In the recent Grand Court case of Jian Ying Ourgame High Growth Investment Fund (In Official Liquidation), Justice Doyle considered an application by Powerful Warrior Limited, a BVI company, that the learned judge ought to recuse himself. He acceded to that request.
On 14 September 2021, Justice Doyle ordered that the Company be wound up and appointed joint official liquidators (JOLs). The learned judge also authorised the JOLs, without further sanction or intervention from the court, to exercise amongst others the power “to bring or defend any action or other legal proceeding in the name and on behalf of the Company.”

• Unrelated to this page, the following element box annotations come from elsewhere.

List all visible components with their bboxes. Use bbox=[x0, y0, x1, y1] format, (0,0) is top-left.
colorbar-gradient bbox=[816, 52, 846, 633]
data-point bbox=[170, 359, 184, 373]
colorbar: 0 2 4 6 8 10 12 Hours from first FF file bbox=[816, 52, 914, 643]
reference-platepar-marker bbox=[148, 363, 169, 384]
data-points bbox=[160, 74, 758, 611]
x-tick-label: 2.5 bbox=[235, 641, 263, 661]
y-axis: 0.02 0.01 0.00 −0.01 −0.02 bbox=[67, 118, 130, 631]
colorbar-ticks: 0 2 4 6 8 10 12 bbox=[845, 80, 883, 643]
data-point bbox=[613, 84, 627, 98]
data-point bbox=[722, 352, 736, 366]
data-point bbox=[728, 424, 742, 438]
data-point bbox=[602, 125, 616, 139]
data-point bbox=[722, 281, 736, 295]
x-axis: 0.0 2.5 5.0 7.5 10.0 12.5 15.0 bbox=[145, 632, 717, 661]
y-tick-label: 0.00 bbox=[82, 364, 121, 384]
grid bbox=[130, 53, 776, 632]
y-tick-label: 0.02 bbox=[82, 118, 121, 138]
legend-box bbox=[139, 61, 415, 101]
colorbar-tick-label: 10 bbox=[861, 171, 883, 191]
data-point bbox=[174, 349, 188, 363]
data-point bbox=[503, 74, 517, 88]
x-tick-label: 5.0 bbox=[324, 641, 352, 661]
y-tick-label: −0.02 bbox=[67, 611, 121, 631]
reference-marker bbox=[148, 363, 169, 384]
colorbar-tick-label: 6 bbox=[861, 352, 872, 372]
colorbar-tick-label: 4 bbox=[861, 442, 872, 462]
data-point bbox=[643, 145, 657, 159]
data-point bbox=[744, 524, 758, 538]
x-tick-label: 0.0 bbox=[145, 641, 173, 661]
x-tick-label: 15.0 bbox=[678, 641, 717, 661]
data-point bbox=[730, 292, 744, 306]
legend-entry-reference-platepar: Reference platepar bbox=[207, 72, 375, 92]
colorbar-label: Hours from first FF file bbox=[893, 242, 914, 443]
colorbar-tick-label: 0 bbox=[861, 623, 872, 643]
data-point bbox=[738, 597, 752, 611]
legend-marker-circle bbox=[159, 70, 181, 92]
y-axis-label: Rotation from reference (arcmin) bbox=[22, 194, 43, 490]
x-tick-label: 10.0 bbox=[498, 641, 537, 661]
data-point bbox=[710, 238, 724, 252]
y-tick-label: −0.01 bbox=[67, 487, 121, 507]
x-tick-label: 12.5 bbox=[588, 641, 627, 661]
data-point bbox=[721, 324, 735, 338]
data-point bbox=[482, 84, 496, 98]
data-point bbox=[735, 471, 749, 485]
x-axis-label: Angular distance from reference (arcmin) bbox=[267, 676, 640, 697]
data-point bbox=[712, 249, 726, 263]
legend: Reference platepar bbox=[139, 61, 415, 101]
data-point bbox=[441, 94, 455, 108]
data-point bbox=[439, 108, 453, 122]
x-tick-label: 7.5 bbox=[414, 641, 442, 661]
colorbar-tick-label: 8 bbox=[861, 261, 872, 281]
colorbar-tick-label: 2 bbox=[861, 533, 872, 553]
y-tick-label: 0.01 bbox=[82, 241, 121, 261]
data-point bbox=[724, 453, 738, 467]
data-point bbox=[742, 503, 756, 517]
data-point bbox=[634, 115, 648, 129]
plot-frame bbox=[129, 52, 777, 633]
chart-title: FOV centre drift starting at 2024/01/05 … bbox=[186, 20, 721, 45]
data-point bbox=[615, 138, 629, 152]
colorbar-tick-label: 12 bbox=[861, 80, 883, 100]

The application for recusal in summary was that, the judge had been made privy to certain ex parte filings by the Plaintiff’s liquidators that have never been provided to Powerful Warrior including the first report of the joint provisional liquidator and that the judge already appeared to have made a finding in his judgment (in the absence of Powerful Warrior, without notice to Powerful Warrior and without hearing any evidence or submissions on behalf of Powerful Warrior).
The relevant test in the Cayman Islands in respect of recusal applications on the ground of apparent bias is well-established (see for example paragraph 152 of the judgment of Sir Jack Beatson, JA, in Perry v Lopag Trust Reg. and others (CICA; unreported judgment 19 November 2021)). It is whether the fair-minded and informed observer, having considered all the facts, would conclude that there was a real possibility that the judge was biased. Recently Lord Malcolm in Smith v Attorney General of Trinidad and Tobago  UKPC 28 at paragraph one set out the well-known recusal test and added: “Sometimes it is asked whether there is a legitimate doubt as to the tribunal’s impartiality, a quality seen as indispensable to the fair administration of justice.”
In this case, Justice Doyle held that: “I am quite sure that I could deal with the summonses fairly and justly but that, of course, is not the relevant test. My own protestations that I am not and would not be biased against Powerful Warrior are not to the point and can be given no weight in this context. We are dealing with apparent bias rather than an allegation of actual bias. I have to look at the matter objectively through the eyes of a fair minded and informed observer. It is important to maintain the community’s trust and confidence in the administration of justice that justice must not only be done it must also be seen to be done...I feel that I am duty bound to conclude that the recusal test has been met in this case and I must recuse. I therefore recuse for the reasons stated in this judgment.”